What is IDFA?
Apple created ‘Identifiers For Advertisers’ a.k.a. IDFA, as the only means for ad tracking within apps on an iOS device. IDFA enables advertisers to be notified when a user of a phone has taken an action. Every iPhone is assigned a unique IDFA that advertisers use to receive invaluable feedback about user engagement, albeit at an aggregated level, helping them to optimize ad campaigns and target customers with the most relevant content.
WITH A USER BASE OF ~720MN, ANY CHANGE BY APPLE IS GOING TO IMPACT MARKETING STRATEGIES GLOBALLY.
How is the industry trying to solve it?
Apple’s SkAdNetwork
Advertisers register their ads with Apple to be displayed to users, and if a user engages with the campaign, the advertiser gets notified that their campaign was successful. This delivers the most stringent privacy capability while still allowing some form of ad targeting. There are multiple limitations to this: No real-time data [24-48 hours lag], ads displayed in non-Apple media platforms isn’t supported, Apple will be sole proprietors of all data generated through their SkAdNetwork.
Email Hash – MD5S
An email address converted into “a 32-character hexadecimal string processing sensitive consumer information” down a one-way street that cannot be tied back to an individual. This makes it a privacy-focused identifier that can securely link data to create anonymous user profiles, but is still able to target consumers with highly personalized ads.
Fingerprinting
Fingerprinting collects mobile device attributes like IP addresses, device types, software versions, and more, and uses them to create a “signature” that probabilistically identifies a device. That same signature is collected both on the click and when the advertised app is launched. Then the two are matched, with some statistical error.

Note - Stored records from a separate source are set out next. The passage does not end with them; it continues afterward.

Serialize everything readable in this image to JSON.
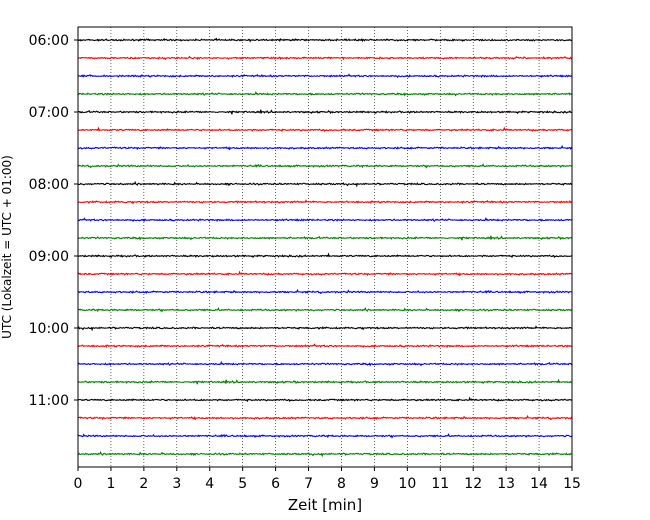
{
  "chart_data": {
    "type": "line",
    "title": "",
    "xlabel": "Zeit  [min]",
    "ylabel": "UTC (Lokalzeit = UTC + 01:00)",
    "xlim": [
      0,
      15
    ],
    "x_ticks": [
      "0",
      "1",
      "2",
      "3",
      "4",
      "5",
      "6",
      "7",
      "8",
      "9",
      "10",
      "11",
      "12",
      "13",
      "14",
      "15"
    ],
    "y_ticks": [
      "06:00",
      "07:00",
      "08:00",
      "09:00",
      "10:00",
      "11:00"
    ],
    "x_grid": true,
    "trace_interval_min": 15,
    "first_trace": "06:00",
    "trace_count": 24,
    "color_cycle": [
      "#000000",
      "#ff0000",
      "#0000ff",
      "#008000"
    ]
  }
}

What is changing with the IDFA?
Apple announced that with the upgrade to iOS 14 (early 2021), IDFA will NOT be available by default for advertisers unless users explicitly opt-in. Multiple surveys, focus groups and research predict an opt-in rate in the range of 10-20% – a nightmarish proposition for marketers and advertisers.
The world without IDFA – What’s the impact?
Last-Touch and Multi-Touch Attribution Models – Incomplete customer journeys
Mobile attribution providers use IDFA to identify a device and link to an action such as a mobile app install.
Fraud Prevention – Fraudulent attribution
Fraud prevention solutions rely on ad identifiers to ensure the accuracy of advertising attribution. Some types of fraud can be reduced with IDFA.
Campaign Optimization – Lower marketing efficiency
Ad networks and marketers rely on their ability to link an ad campaign to a particular user in order to understand how their campaigns are performing.
Retargeting – Unable to do focused targeting
Retargeting works to target a specific segment of users (Example: people who added an item to a cart, but did not make a purchase.) These segments are then pushed to ad platforms dedicated for retargeting in order to bring people back into the app.
Conclusion:
Privacy continues to be an important focus for Apple and this move to ban IDFA is part of that strategy. Marketers remain divided on the impact. The future will look at any of these industry solutions taking shape and/or some creative marketing strategies such as lookalike modeling or contextual marketing. Apple first announced these iOS privacy updates in June 2020 and have delayed implementation until early 2021 for marketers to prepare.